Oracle has announced that Nissan is migrating its on-premises, high-performance computing (HPC) workloads to Oracle Cloud Infrastructure. To make quick and critical design decisions that will improve the fuel efficiency, reliability, and safety of its cars, Nissan makes use of the digital product design process. Shifting its performance and latency sensitive-engineering simulation workloads to Oracle Cloud will help Nissan to speed the design and testing of new cars.

Nissan particularly uses software-based Computational Fluid Dynamics (CFD) and structural simulation techniques that will help it to test and design cars for external aerodynamics and structural failures. Oracle Cloud Infrastructures compute, storage, and networking services are optimized for High-performance Computing (HPC) applications. This will also allow Nissan to benefit from the industry’s first and only bare-metal HPC solution with Remote Direct Memory Access (RDMA) networking as it innovates cars. Nissan believes in higher performance and lower costs with the ability to run its engineering simulation workloads in the cloud smoothly.

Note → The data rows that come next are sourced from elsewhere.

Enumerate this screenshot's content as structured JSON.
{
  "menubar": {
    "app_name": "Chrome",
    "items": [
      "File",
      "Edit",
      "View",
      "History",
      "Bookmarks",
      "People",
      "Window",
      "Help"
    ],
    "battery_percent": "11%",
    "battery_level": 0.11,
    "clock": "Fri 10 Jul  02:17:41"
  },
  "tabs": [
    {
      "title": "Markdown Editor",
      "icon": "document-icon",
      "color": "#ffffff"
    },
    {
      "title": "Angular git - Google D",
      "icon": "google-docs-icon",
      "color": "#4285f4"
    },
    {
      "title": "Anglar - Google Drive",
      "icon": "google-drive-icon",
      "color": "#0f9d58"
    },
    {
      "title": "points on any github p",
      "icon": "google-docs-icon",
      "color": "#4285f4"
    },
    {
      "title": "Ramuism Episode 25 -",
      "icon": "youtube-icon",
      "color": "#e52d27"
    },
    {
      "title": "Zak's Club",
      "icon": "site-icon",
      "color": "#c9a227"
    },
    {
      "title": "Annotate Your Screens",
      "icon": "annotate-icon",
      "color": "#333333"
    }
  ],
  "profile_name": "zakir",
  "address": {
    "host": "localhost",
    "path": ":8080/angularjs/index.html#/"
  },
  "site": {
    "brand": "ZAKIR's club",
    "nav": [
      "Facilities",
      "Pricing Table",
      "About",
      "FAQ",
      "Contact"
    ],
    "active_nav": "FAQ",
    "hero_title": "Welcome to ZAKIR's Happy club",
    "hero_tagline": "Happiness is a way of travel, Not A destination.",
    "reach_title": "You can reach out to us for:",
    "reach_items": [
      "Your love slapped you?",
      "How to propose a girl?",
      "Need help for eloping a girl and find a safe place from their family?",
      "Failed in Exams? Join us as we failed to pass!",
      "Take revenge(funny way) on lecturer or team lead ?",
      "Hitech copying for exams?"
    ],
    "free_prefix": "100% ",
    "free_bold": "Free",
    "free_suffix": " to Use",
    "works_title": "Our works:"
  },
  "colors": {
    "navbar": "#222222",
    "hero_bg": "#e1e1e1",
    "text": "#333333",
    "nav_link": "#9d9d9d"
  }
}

“Nissan is a leader in adopting cloud-based high-performance computing for large scale workloads such as safety and CFD simulations,” said Bing Xu, General Manager, Engineering Systems Department, Nissan Motor Co., Ltd., “We selected Oracle Cloud Infrastructure’s HPC solutions to meet the challenges of increased simulation demand under constant cost savings pressure. I believe Oracle will bring significant ROI to Nissan.”

To run extensive CFD and structural simulations, it requires tremendous amounts of computing power. Nissan has implemented a cloud-first approach for its HPC platform to ensure that its engineers are still capable of running its complex simulations.

Although public cloud providers have historically underserved the HPC market, Oracle Cloud Infrastructure offers an industry-first Intel Xeon-based bare-metal computing infrastructure with RDMA cluster networking. They were, thus, delivering latencies of less than two microseconds and 100 Gbps of bandwidth for large-scale HPC migration to the cloud.

Nissan is one of the first automotive original equipment manufacturers (OEMs) to use the GPU technology for structural modeling and remote visualization in Oracle’s Cloud Infrastructure. By using Oracle’s bare-metal GPU-accelerated hardware, Nissan reduces the cost and overhead of large data transfer, while ensuring all data created by simulation jobs can be readily displayed in the cloud’s 3D OpenGL format.

“Oracle is excited to work alongside Nissan to change digital product design and development, and help them build the next generation of award-winning vehicles,” said Clay Magouyrk, Executive Vice President, Oracle Cloud Infrastructure. “Our mission has always been to build the best cloud infrastructure for enterprises, including computationally intensive and extremely latency-sensitive workloads that organizations like Nissan need to build the next generation of vehicles.”